Eu não teria nada a contar sobre mim num sentido estritamente autobiográfico que poderia interessar a alguém. Mas os anos vividos depois de ter alcançado o uso da razão (pelo menos uns oitenta) constituíram um incrível repositório de memórias de eventos, muitos dos quais foram decisivos para a história da humanidade. Sinto-me, para todos os efeitos, como um homem do século XX: certamente não sou um millennial. E tenho a sensação de que os grandes jogos da história, nos quais fiquei imerso desde criança, terminaram naquele século. Apenas um deles, parece-me, o século XX transmitiu, sempre o deixando dramaticamente aberto, ao nosso século: aquele da revolução sexual e da profunda transformação da família. Tenho a sensação (mas estou ciente de que essa percepção pode depender da minha velhice) do que este primeiro vintênio do novo século nem mesmo abriu algum tema verdadeiramente novo, exceto o da cultura digital. Esta sim, uma revolução sobretudo pelas consequências que está comportando no plano do conhecimento, das relações humanas, da visão da realidade. O advento do digital é algo impactante: capaz, pode-se dizer, de mudar a natureza do homem.
Reprodução da capa de Troppo breve il mio secolo (Foto: Divulgação)
Os conflitos mundiais do século XX, especialmente o segundo, tiveram um peso determinante na sua experiência como homem e depois como sacerdote. O que chama a atenção é o fato que passar por acontecimentos muito dolorosos que marcaram o século passado nunca significou, no seu caso, cair no abismo da descrença na humanidade, mesmo diante de tantas atrocidades. Qual é a primeira imagem que escapa da prisão do esquecimento?
Eu tinha seis anos e é a minha primeira lembrança, clara, claríssima: no Corso di Fiume, em frente ao Palazzo del Fascio, ouvindo o discurso do Duce relativo à declaração de guerra. Minha infância foi marcada por isso. A massa de horrores, os terrores, as noites passadas na cama de roupa para estar prontos para fugir para o abrigo, as privações de todos os tipos, a idiotice de propaganda. Não consigo conter a minha indignação quando ouço pessoas deplorando as crueldades bestiais que “o inimigo" está cometendo, como se fossem uma violação das nobres regras da guerra. Isso é, na minha opinião, uma forma ignóbil de propagandear a ideia de que existe uma guerra aceitável. Não existe e nunca existiu uma guerra limpa. Ficamos surpresos com a contínua eclosão das guerras: mas se há algo de terrivelmente antigo (dizer antigo seria enobrecê-la) é a guerra. A pedra, a clava e o arco foram substituídos pelos drones, mas a lógica da guerra continua a mesma: subjugar.

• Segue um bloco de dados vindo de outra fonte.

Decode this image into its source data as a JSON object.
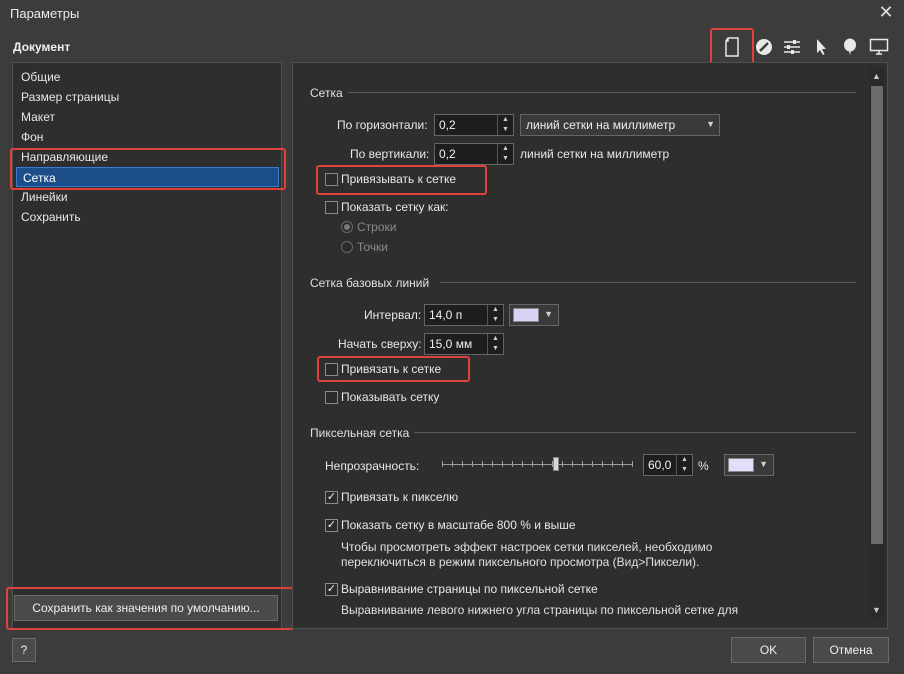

Marcada pela experiência do exílio, o tempo da sua vida foi marcado por uma vocação precoce ao cosmopolitismo, que moldou seus quadros mentais. Ter nascido em Fiume (atual Rijeka) fez com que logo respirasse um ar composto, por exemplo, de muitas línguas: não poucas pessoas, pelo menos na classe média, falavam pelo menos italiano, alemão, húngaro e croata. Na sua família de agricultores urbanizados, a língua istrorromena também era falada, língua de seus pais, que hoje seu irmão, Antonio Dianich, repropiciou na elaboração de um dicionário.

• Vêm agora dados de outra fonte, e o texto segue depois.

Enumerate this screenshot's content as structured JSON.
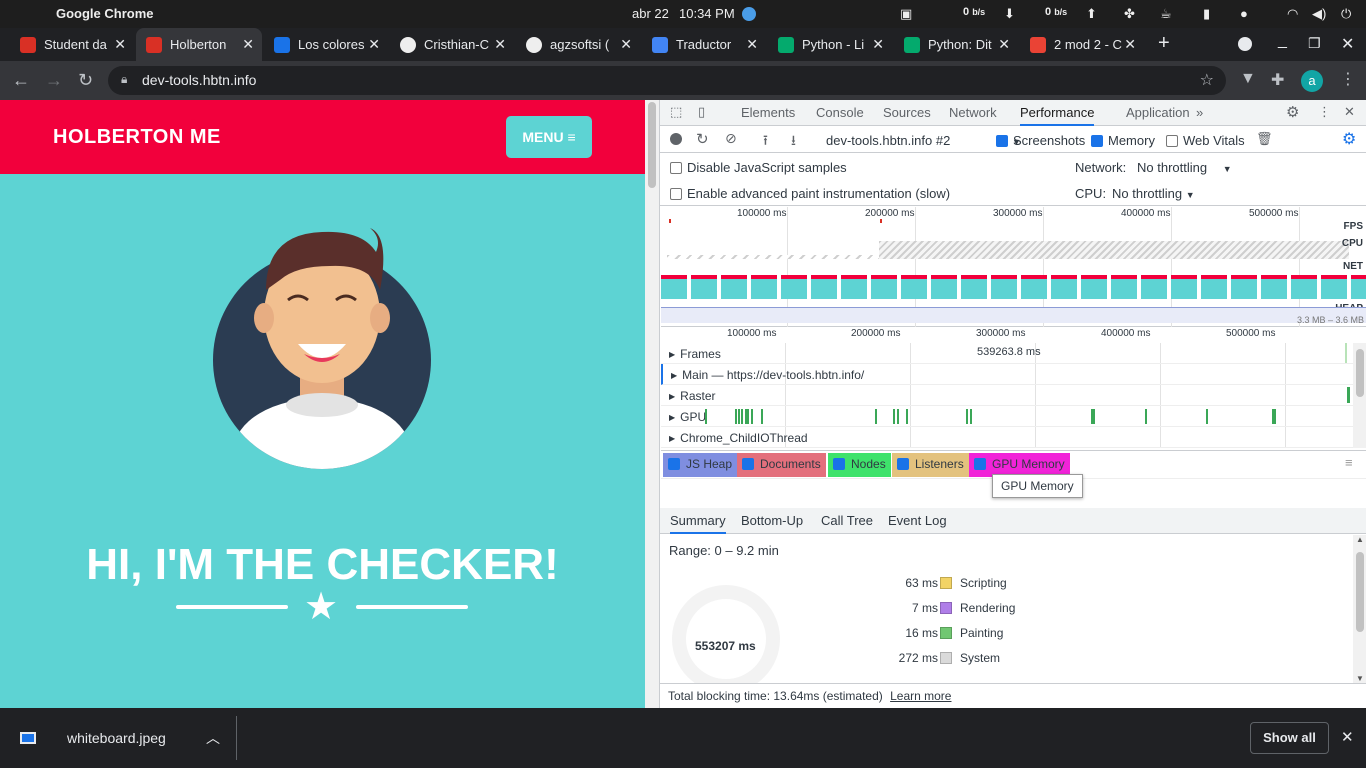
{
  "os": {
    "app": "Google Chrome",
    "date": "abr 22",
    "time": "10:34 PM",
    "net_down": "0",
    "net_down_unit": "b/s",
    "net_up": "0",
    "net_up_unit": "b/s"
  },
  "tabs": [
    {
      "title": "Student da",
      "color": "#d93025"
    },
    {
      "title": "Holberton",
      "color": "#d93025",
      "active": true
    },
    {
      "title": "Los colores",
      "color": "#1a73e8"
    },
    {
      "title": "Cristhian-C",
      "color": "#ffffff"
    },
    {
      "title": "agzsoftsi (",
      "color": "#ffffff"
    },
    {
      "title": "Traductor",
      "color": "#4285f4"
    },
    {
      "title": "Python - Li",
      "color": "#04aa6d"
    },
    {
      "title": "Python: Dit",
      "color": "#04aa6d"
    },
    {
      "title": "2 mod 2 - C",
      "color": "#ea4335"
    }
  ],
  "address": {
    "url": "dev-tools.hbtn.info",
    "avatar": "a"
  },
  "page": {
    "brand": "HOLBERTON ME",
    "menu": "MENU",
    "headline": "HI, I'M THE CHECKER!"
  },
  "devtools": {
    "tabs": [
      "Elements",
      "Console",
      "Sources",
      "Network",
      "Performance",
      "Application"
    ],
    "active_tab": "Performance",
    "toolbar": {
      "profile": "dev-tools.hbtn.info #2",
      "screenshots": "Screenshots",
      "memory": "Memory",
      "web_vitals": "Web Vitals"
    },
    "settings": {
      "disable_js": "Disable JavaScript samples",
      "paint": "Enable advanced paint instrumentation (slow)",
      "network_label": "Network:",
      "network_value": "No throttling",
      "cpu_label": "CPU:",
      "cpu_value": "No throttling"
    },
    "overview": {
      "ticks": [
        "100000 ms",
        "200000 ms",
        "300000 ms",
        "400000 ms",
        "500000 ms"
      ],
      "labels": {
        "fps": "FPS",
        "cpu": "CPU",
        "net": "NET",
        "heap": "HEAP"
      },
      "heap_range": "3.3 MB – 3.6 MB"
    },
    "timeline": {
      "ticks": [
        "100000 ms",
        "200000 ms",
        "300000 ms",
        "400000 ms",
        "500000 ms"
      ],
      "frames_value": "539263.8 ms",
      "tracks": [
        "Frames",
        "Main — https://dev-tools.hbtn.info/",
        "Raster",
        "GPU",
        "Chrome_ChildIOThread"
      ]
    },
    "memory_counters": [
      {
        "label": "JS Heap",
        "color": "#7f8ee0"
      },
      {
        "label": "Documents",
        "color": "#e36f7c"
      },
      {
        "label": "Nodes",
        "color": "#3ee26b"
      },
      {
        "label": "Listeners",
        "color": "#e3c27e"
      },
      {
        "label": "GPU Memory",
        "color": "#f123d8"
      }
    ],
    "tooltip": "GPU Memory",
    "bottom_tabs": [
      "Summary",
      "Bottom-Up",
      "Call Tree",
      "Event Log"
    ],
    "summary": {
      "range": "Range: 0 – 9.2 min",
      "total": "553207 ms",
      "rows": [
        {
          "value": "63 ms",
          "name": "Scripting",
          "color": "#f2d365"
        },
        {
          "value": "7 ms",
          "name": "Rendering",
          "color": "#af7ee8"
        },
        {
          "value": "16 ms",
          "name": "Painting",
          "color": "#71c772"
        },
        {
          "value": "272 ms",
          "name": "System",
          "color": "#dadada"
        }
      ]
    },
    "footer": {
      "text": "Total blocking time: 13.64ms (estimated)",
      "link": "Learn more"
    }
  },
  "download": {
    "file": "whiteboard.jpeg",
    "show_all": "Show all"
  }
}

Não foi fácil para a minha cidade Fiume, depois da tragédia do segundo conflito mundial e da atmosfera sombria, mais uma vez portadora de morte, do regime de Tito, superar a estreiteza dos opostos nacionalismos e recuperar a sua própria amplitude multicultural. Mas a minha experiência do exílio não foi apenas a do grande êxodo dos habitantes de Fiume, Pula e Zadar entre 1945 e 1950, principalmente para a Itália. O acolhimento de parte da pátria-mãe não foi dos mais calorosos: no campo de refugiados de Gaeta, onde chegamos antes de nos mudarmos para Pisa, todos nós morávamos em um cômodo de quatro por quatro metros. Pesava sobre nós a condenação, pelos comunistas da época, de ter fugidos do Jardim do Éden que o governo de Tito representava para eles (a Iugoslávia). Vivemos, pelo menos em parte, como exilados também na nossa terra natal. Ainda assim, aquele movimento, aquele sentido de uma vida em saída, o carrego dentro de mim até hoje: graças talvez àquela vontade, que amadureceu precocemente, de ir ver o que havia em outros lugares. Para entender não só apenas a mim mesmo, mas a vida humana. E assim foi que a experiência das minhas viagens de estudo (e não só) foi fundamental pelos encontros que me permitiu com a humanidade, na unicidade das pessoas, homens e mulheres que eram e são, cada um e cada uma, um mundo. Europa, Oriente Médio, a grande Constantinopla-Istambul onde respirei um ar cosmopolita, a União Soviética, China e Camboja, Coreia, América Latina e em particular o Peru. Todos os lugares em que foi para mim essencial encontrar rostos e situações concretas, para além das ideologias e das massificações da propaganda deste ou daquele regime. Esses rostos foram para mim janelas importantes para o mundo.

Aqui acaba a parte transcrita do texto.